The only question presented for our consideration is whether the court below erred in ruling that the parties' stipulation as to damages relieved the plaintiffs of the necessity of proving the condition of the goods involved when delivered to the originating carriers at each shipment's point of origin.
The answer to this question seems almost too obvious to call for discussion. But counsel for the defendant-appellant has pressed his point so strenuously that some analysis seems in order.

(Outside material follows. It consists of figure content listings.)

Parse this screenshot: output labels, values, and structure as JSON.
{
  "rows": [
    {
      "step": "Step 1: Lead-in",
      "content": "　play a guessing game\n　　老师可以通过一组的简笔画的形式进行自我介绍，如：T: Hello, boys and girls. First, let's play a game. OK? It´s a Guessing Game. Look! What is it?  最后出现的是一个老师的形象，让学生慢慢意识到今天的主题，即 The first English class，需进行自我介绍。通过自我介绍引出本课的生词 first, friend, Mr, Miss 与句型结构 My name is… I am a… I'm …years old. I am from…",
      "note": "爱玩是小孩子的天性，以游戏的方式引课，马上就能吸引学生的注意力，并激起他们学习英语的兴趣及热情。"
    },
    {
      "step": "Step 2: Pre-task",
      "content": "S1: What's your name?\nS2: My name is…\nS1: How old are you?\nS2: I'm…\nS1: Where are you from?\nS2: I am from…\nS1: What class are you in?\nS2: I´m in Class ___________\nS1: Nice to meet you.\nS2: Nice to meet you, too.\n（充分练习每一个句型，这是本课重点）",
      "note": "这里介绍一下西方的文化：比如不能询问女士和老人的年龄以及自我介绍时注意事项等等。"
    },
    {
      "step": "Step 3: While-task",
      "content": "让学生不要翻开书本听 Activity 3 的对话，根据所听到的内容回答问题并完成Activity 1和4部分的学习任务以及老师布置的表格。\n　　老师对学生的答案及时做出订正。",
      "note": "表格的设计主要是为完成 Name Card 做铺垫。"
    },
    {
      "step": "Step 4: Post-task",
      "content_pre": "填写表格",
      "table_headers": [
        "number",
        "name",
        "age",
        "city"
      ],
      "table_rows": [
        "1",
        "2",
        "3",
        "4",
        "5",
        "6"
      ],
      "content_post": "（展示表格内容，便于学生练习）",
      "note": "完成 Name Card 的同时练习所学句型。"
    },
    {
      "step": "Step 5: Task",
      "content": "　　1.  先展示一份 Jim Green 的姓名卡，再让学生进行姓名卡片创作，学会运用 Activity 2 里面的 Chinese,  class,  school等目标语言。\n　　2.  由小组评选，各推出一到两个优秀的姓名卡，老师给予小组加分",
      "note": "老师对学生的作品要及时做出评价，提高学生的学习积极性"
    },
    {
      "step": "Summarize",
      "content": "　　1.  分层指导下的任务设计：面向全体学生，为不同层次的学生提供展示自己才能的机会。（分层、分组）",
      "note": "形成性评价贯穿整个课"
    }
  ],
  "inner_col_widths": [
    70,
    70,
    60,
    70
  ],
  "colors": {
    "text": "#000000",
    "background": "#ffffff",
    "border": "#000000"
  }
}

It is, of course, elementary, and the defendant-appellant, as it must, concedes, that there are two basic issues in actions to recover for property damage; there is the issue of the amount of the plaintiff's loss and there is the issue of the defendant's liability to respond to the plaintiff to the extent of that loss. And there must be proof by the plaintiff of both issues before he is entitled to a recovery. Thus in the ordinary case of this sort a plaintiff-shipper would have to prove not only his damages, which would be the difference between the value of his goods when delivered to the originating carrier for transportation and the value of his goods when delivered by the terminating carrier to the consignee, but he would also have to show that the defendant-carrier was legally liable to respond in damages measured by the difference in the value of his goods. And, to provide a basis for calculating the difference in their value, a shipper in these cases would normally show the condition of his goods when delivered to the originating carrier, so that their value at that time might be determined, and he would also show their damaged condition on delivery to indicate their lessened worth at that time. See Ohio Galvanizing Mfg. Co. v. Southern Pac. Co., 6 Cir., 1930, 39 F.2d 840, certiorari denied 1930, 282 U.S. 879, 51 S.Ct. 83, 75 L.Ed. 776. Thus the condition of the shippers' goods either at the origin or at the termination of their transportation bears only upon their value at the beginning or at the end of transportation. But by stipulating the amount of damages suffered the difference in their value before and after movement went out of the case making evidence of their condition at either end of their journey immaterial and irrelevant, and leaving in issue only the question of the defendant's liability to pay the stipulated amount of the damages. And certainly the condition of the plaintiffs' goods at the origin of their shipment, or for that matter on delivery, be that condition good, bad, or indifferent, has nothing whatever to do with the question of the defendant's liability to respond in damages. Evidence of the condition of the goods bears only on the issue of the amount of the damages suffered by each plaintiff and that is precisely what was stipulated.
Judgment will be entered affirming the judgment of the District Court.